Man X, man Y and CASACIR’s activities and lies certainly did significantly and detrimentally have an impact on me (and my related parties), and all of this was done under the supervision of the regulatory authorities and with their assistance and approval. This sort of conduct is just one example of man X, man Y and CASACIR, and the regulatory authorities’ attitudes: (1) their apparent abhorrence of the truth, (2) man X, man Y, and CASACIR’s willingness to lie under oath, (3) their entire willingness to ignore legislation, (4) man X, man Y, and CASACIR’s willingness to ignore their permit and work plan conditions, and their own undertakings – in order to get the result they want. As said, all this occurred with the regulatory authorities’ support and approval (while some of the regulatory authorities made note of breaches, they did nothing about enforcement, and also refused to stand by us in taking out enforcement orders).

Instead of taking responsibility for their actions and try to mend their ways, man X, man Y, CASACIR and the regulatory authorities all “victim blamed” me and made it all my fault for revealing what they do and don’t do – in fact, man X testified: “We have always done something but you’ve had to bring it to our attention and everybody’s attention again[4] – in other words it is the revelation of their faults, not the things they have done wrong that is at issue and, to them, the problem.

Clearly man X, man Y, and CASACIR have made fraudulent claims and denials.
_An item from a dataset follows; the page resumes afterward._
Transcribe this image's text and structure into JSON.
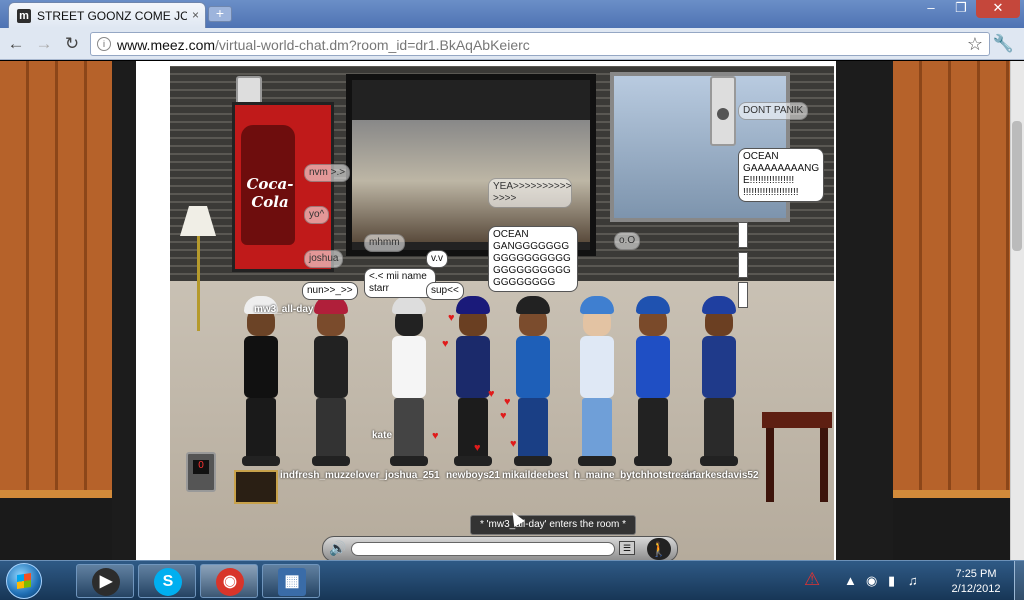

As we have seen, this is nothing new – and the regulatory authorities do nothing. The above is a strong indication about how relaxed they all feel about attempting to pervert the course of justice (and perverting the course of justice), obstructing justice, abuse of the court’s processes, making collaborated fraudulent claims and denials, and why they won the VCAT cases and the associated appeal costs, and also won hundreds of thousands of dollars in court in damages, interest and costs: by determinedly conspiring and colluding to obstruct justice and commit fraud upon me and the court.


[1]    T8:23–T9:6 (26 November 2010)

[2]    T40:7-8 (26 November 2010)

[3]    Excerpt taken from their work plans at section 2.5 – it must be noted that in the claims for injurious falsehood and misleading and deceptive conduct, they claimed that they had never said this when it is clearly evident that they lied in their claims.